Recently quite a number of behaviour therapists have with considerable success used the suggestion and training in relaxation to treat varied type of psychosomatic disorders. To quote a few, Hinkle (1972) got effective results in treating tension headaches.

Philip, Wilde and Day (1972) successfully treated asthmatic attacks. A number of cases of successful treatment of childhood asthma by conditioning technique has been cited by Lukeman (1975). Kahn, Staerk and Bank (1973) treated 20 asthmatic children through counter conditioning.

Bio-Feed Back:

Information’s about the autonomic functions like heart rate and brain waves in the form of signals like sound or light is provided by the bio-feed back technique. These signals enable the individual to have control over heart rate, brain wave and other autonomic functions.

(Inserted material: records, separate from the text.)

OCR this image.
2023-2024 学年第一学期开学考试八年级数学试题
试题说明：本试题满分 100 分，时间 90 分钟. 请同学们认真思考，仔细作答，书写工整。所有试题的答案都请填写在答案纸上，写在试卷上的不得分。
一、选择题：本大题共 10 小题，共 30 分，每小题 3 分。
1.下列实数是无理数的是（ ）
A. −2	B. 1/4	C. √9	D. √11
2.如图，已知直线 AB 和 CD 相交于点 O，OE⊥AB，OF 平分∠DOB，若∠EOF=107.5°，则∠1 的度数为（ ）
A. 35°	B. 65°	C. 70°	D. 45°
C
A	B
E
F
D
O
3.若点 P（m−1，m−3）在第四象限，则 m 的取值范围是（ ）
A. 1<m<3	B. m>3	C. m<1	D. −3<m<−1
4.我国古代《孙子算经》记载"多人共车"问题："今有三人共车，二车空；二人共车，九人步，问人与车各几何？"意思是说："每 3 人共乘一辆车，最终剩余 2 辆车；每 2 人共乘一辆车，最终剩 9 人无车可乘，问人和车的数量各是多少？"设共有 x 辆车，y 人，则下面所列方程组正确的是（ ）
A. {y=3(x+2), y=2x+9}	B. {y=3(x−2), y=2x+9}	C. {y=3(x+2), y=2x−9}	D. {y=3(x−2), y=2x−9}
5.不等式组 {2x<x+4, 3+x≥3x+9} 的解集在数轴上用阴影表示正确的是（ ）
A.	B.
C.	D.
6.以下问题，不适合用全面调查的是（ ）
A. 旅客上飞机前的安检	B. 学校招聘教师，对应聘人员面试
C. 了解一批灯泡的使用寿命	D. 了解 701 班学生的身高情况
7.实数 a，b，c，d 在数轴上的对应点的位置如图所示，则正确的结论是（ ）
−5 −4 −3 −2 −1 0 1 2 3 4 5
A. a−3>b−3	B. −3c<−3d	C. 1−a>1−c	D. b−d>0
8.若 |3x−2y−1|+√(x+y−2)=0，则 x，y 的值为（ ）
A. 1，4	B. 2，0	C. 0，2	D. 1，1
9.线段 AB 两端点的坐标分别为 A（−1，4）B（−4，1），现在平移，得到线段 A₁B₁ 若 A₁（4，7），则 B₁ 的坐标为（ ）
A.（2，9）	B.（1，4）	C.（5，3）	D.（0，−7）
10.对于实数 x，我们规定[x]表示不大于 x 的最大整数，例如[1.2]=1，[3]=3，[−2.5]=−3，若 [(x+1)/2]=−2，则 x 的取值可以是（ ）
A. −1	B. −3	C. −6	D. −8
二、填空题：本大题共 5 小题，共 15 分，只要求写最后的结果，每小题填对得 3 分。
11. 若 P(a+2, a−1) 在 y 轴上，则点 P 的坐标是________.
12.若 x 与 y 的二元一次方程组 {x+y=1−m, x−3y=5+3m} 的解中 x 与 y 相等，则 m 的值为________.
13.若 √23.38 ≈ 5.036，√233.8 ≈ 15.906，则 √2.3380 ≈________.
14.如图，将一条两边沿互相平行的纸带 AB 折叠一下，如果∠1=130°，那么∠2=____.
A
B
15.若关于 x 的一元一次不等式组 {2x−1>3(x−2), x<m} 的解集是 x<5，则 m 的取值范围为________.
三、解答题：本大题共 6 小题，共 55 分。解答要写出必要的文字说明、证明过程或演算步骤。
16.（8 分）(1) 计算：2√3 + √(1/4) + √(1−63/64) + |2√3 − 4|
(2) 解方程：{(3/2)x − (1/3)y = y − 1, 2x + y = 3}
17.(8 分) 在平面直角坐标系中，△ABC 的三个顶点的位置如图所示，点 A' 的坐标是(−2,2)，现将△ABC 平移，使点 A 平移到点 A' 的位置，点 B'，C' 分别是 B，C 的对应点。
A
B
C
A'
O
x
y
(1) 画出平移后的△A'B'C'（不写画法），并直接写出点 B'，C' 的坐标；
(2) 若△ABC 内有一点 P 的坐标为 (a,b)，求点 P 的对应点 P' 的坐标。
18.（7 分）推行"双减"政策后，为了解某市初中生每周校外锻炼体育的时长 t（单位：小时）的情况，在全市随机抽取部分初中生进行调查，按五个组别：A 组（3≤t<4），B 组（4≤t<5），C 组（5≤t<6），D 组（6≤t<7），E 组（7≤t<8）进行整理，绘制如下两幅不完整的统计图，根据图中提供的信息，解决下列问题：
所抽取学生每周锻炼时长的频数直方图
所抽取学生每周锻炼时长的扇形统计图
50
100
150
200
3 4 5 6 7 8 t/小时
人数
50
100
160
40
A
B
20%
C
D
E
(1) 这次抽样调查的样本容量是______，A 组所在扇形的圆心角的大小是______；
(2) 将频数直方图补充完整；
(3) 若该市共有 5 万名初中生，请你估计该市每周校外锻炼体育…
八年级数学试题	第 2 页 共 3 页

Currency, bio-feed back technique has been used widely for the control of several psychophysiological disorders like headache, hypertension, backaches, epilepsy, muscular spasms, sexual impotency, teeth grinding, asthma and irregular heartbeats.

However, mixed findings have been obtained regarding the actual magnitude and duration of the effects of such treatment procedure. For example, asthma cases were alleviated only in mild cases but not in severe cases. On the other hand, Budzynski (1974) pointed out that 81 per cent of his patients suffering from migraine headaches were cured to a significant extent by bio-feed back training.

With the development of more effective and sophisticated bio-feed back techniques, probably it would be possible to control a lot of autonomic functions like heart rate, blood pressure, stomach acid secretion and be able to prevent many psychophysiological disorders of his own.

But nevertheless, the conducive attitude of the person and his capacity to deal with the coping technique will facilitate the effectiveness of bio-feed back technique in dealing with certain specific stresses in his life situation.

Conclusion:

Tension, stress and anxiety can have tangible effects on human bodies. Many people who are turning to self relaxation techniques as such yoga and transcendental meditation seem to be pressurized by the burden of stress and anxiety.

In the current stress provoking and emotion loaded society it is quite difficult to control the stress and anxiety. Consequently, psychosomatic disorders are increasing rapidly day-by-day. Under these circumstances treatment of psychophysiological disorders seems to be imperative.

The various treatment methods discussed above should be applied as and when necessary keeping in view the nature of the disease and condition of the patient.